À la naissance d’Irene, les personnes institutionnalisées atteintes du syndrome de Down que je connaissais me sont venues à l’esprit, et j’ai su dès le premier instant que ce ne serait pas notre chemin. Je vis dans un village, mais à l’ère numérique, Internet est une fenêtre sur le monde, au-delà des limites où les choses ne sont pas comme on le souhaiterait. Il permet de découvrir des modèles qui nous plaisent davantage, des personnes qui pensent comme nous et des projets qui correspondent à notre vision. Grâce à cela, on se mobilise et on devient activiste pour les droits de ma fille et de tous. Car les luttes individuelles contribuent au bien de tous : l’intervention précoce, l’auxiliaire de vie scolaire, le service d’assistant personnel étaient un sentier encore en friche quand Irene a commencé à marcher. Mais les lois sur l’éducation et la Convention des Nations Unies relative aux droits des personnes handicapées étaient déjà là. La somme de tous rend le résultat meilleur.

Il reste beaucoup à faire, c’est pourquoi pas un pas en arrière, et les lunettes de vision à long terme sont ma boussole et maintenant celle de ma fille, car elle sait très clairement ce qu’elle veut et est déjà capable de défendre son droit. Nous n’avons pas encore terminé l’étape éducative, bien que l’obligation scolaire soit passée, nous venons tout juste de commencer celle de la préparation professionnelle. Ensuite viendront les étapes de la vie professionnelle, la vie indépendante. Nous faisons les pas nécessaires pour que cela se réalise. Car si vous savez où vous voulez aller, il est facile de savoir quels pas faire.

Deux ans plus tard

La Cour suprême a également rejeté le recours pour violation d’un droit fondamental lors du refus de délivrer le diplôme, malgré le fait qu’elle ait réussi tout l’enseignement secondaire obligatoire avec une moyenne de « bien », mais Irene a poursuivi sa formation académique, possède deux diplômes de qualification professionnelle dans la branche administrative et a réussi trois concours avec de bonnes notes, mais sans obtenir de poste. 

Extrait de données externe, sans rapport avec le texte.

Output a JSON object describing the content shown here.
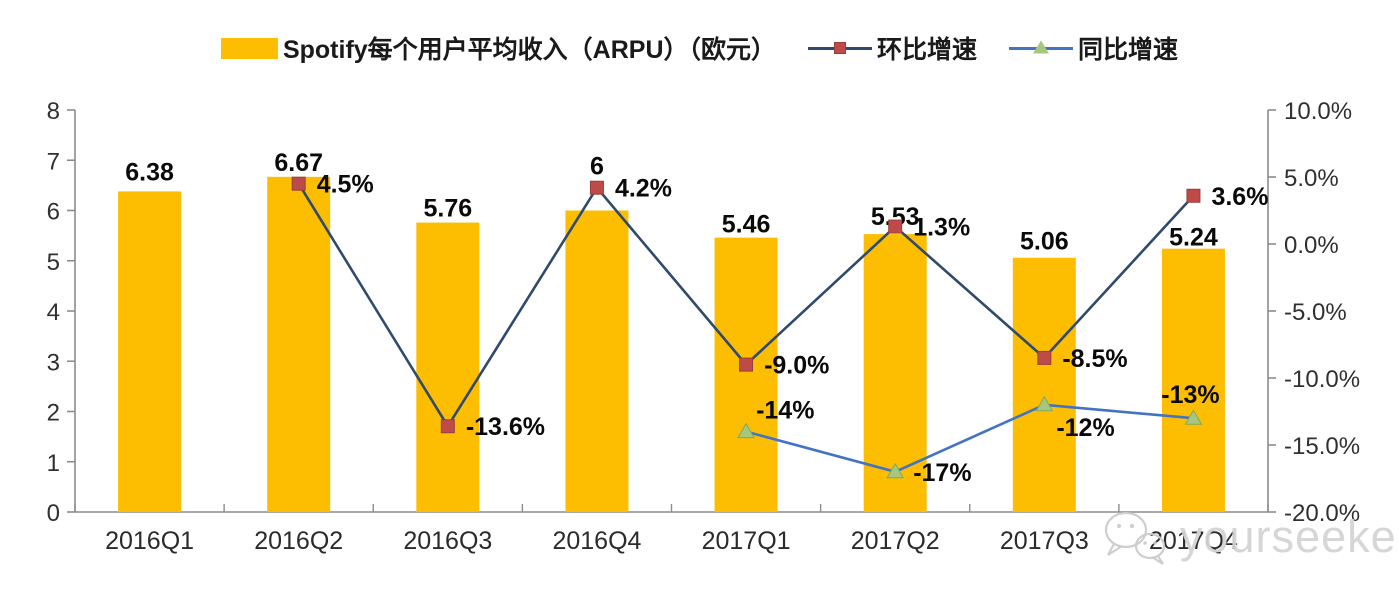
{
  "chart_data": {
    "type": "combo-bar-line",
    "title": "",
    "background": "#FFFFFF",
    "grid": false,
    "legend_position": "top",
    "categories": [
      "2016Q1",
      "2016Q2",
      "2016Q3",
      "2016Q4",
      "2017Q1",
      "2017Q2",
      "2017Q3",
      "2017Q4"
    ],
    "left_axis": {
      "min": 0,
      "max": 8,
      "tick_labels": [
        "0",
        "1",
        "2",
        "3",
        "4",
        "5",
        "6",
        "7",
        "8"
      ],
      "tick_values": [
        0,
        1,
        2,
        3,
        4,
        5,
        6,
        7,
        8
      ]
    },
    "right_axis": {
      "min": -20,
      "max": 10,
      "tick_labels": [
        "10.0%",
        "5.0%",
        "0.0%",
        "-5.0%",
        "-10.0%",
        "-15.0%",
        "-20.0%"
      ],
      "tick_values": [
        10,
        5,
        0,
        -5,
        -10,
        -15,
        -20
      ]
    },
    "series": [
      {
        "name": "Spotify每个用户平均收入（ARPU）（欧元）",
        "type": "bar",
        "axis": "left",
        "color": "#FDBE02",
        "values": [
          6.38,
          6.67,
          5.76,
          6,
          5.46,
          5.53,
          5.06,
          5.24
        ],
        "labels": [
          "6.38",
          "6.67",
          "5.76",
          "6",
          "5.46",
          "5.53",
          "5.06",
          "5.24"
        ],
        "label_dy": [
          -11,
          -6,
          -6,
          -36,
          -5,
          -9,
          -8,
          -3
        ]
      },
      {
        "name": "环比增速",
        "type": "line",
        "axis": "right",
        "color": "#2F4A6D",
        "marker": "square",
        "marker_color": "#BE4B48",
        "marker_edge": "#96403D",
        "values": [
          null,
          4.5,
          -13.6,
          4.2,
          -9.0,
          1.3,
          -8.5,
          3.6
        ],
        "labels": [
          null,
          "4.5%",
          "-13.6%",
          "4.2%",
          "-9.0%",
          "1.3%",
          "-8.5%",
          "3.6%"
        ],
        "label_pos": [
          null,
          "right",
          "right",
          "right",
          "right",
          "right",
          "right",
          "right"
        ]
      },
      {
        "name": "同比增速",
        "type": "line",
        "axis": "right",
        "color": "#4472C4",
        "marker": "triangle",
        "marker_color": "#A6C87E",
        "marker_edge": "#83A85A",
        "values": [
          null,
          null,
          null,
          null,
          -14,
          -17,
          -12,
          -13
        ],
        "labels": [
          null,
          null,
          null,
          null,
          "-14%",
          "-17%",
          "-12%",
          "-13%"
        ],
        "label_pos": [
          null,
          null,
          null,
          null,
          "above-right",
          "right",
          "below-right",
          "above"
        ]
      }
    ]
  },
  "watermark": {
    "text": "yourseeker",
    "icon": "wechat-icon"
  }
}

Dans une semaine, elle commence l’université avec un diplôme propre à l’Université de Valladolid, en collaboration avec l’ONCE et les fonds européens, qui en est déjà à sa VIe édition et qui est développé par une vingtaine d’universités publiques du pays. Juste avant la pandémie, j’ai rencontré le département de la faculté qui va le développer à l’UVA, en leur donnant toutes les informations pour que le décanat accepte le défi de l’implanter à l’université de Valladolid, et cela a porté ses fruits.